El acto, no obstante, fue ameno, sencillo y emotivo. Los profesores se encontraban situados encima del escenario, mientras los alumnos subían a recoger su "diploma-orla" entre los aplausos de los compañeros y el griterío propio de exaltación de sus respectivos familiares. Una vez arriba, saludaban a los colegas-profesores con palmadas y abrazos, como si éstos fuesen uno más de la pandilla. Todo muy entrañable, muy didáctico, muy democrático, muy?; no sé, es como si me faltaran las palabras. Según escuché posteriormente en los corrillos que se hacían al salir del acto, frente a la presencia de varios coches patrullas de la Policía Nacional que, según me dijeron, suelen pulular por las inmediaciones del instituto para evitar jaleos y peleas entre bandas, lo peor, decían, es lo que venía a continuación, una vez obtenido el título.

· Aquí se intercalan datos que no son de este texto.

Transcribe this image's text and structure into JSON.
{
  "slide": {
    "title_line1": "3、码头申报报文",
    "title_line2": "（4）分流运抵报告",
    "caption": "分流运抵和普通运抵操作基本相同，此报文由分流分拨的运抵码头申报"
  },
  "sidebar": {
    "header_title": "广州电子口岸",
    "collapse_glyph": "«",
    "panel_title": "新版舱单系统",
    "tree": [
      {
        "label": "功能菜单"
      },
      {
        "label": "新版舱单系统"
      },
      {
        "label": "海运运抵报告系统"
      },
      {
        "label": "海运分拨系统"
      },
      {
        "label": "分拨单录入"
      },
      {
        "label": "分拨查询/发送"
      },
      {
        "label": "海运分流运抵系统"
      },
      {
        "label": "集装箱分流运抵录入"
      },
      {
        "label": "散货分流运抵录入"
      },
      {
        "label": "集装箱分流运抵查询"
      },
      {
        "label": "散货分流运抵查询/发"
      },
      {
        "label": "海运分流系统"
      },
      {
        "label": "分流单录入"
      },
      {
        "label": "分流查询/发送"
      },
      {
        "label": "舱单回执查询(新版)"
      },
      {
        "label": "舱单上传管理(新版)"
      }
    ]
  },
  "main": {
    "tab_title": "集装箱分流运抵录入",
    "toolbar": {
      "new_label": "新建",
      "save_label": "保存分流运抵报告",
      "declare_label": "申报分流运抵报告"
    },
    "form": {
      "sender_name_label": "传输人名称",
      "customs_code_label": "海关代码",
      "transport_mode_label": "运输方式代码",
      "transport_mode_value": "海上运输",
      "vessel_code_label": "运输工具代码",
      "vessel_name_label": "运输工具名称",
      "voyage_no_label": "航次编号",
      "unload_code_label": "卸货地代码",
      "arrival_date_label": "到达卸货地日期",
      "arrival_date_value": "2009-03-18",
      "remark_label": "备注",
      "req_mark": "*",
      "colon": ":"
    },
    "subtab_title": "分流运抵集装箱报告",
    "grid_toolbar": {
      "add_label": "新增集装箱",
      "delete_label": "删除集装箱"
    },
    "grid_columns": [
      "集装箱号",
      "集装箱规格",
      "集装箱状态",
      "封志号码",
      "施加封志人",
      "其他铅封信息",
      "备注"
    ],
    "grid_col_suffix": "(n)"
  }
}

Ya que, una vez situados en el mundo laboral, era difícil, muy difícil, encontrar trabajo; y casi imposible encontrar uno que coincidiera con la titulación obtenida.

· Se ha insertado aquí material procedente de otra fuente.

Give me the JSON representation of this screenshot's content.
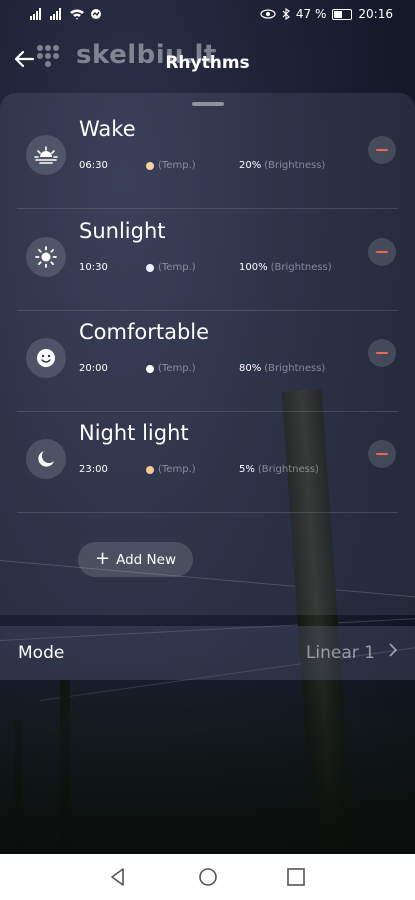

Está más que comprobado que nuestra sociedad canaria no puede sentirse satisfecha del balance que exhibe la educación; el resultado es, sencillamente, patético: alto índice de fracaso escolar; abandono de los estudios de forma prematura; el preocupante descenso de los niveles de conocimiento humanísticos y científicos; la desmotivación alarmante de los maestros; agravado, encima, por un deterioro salarial y unas más que pésimas condiciones de trabajo; la pérdida de la auctóritas? etc. En fin, está claro que tenemos un problema con la educación; y éste no se comenzará a resolver hasta que la sociedad no se dé cuenta de que dicho problema nos afecta a todos.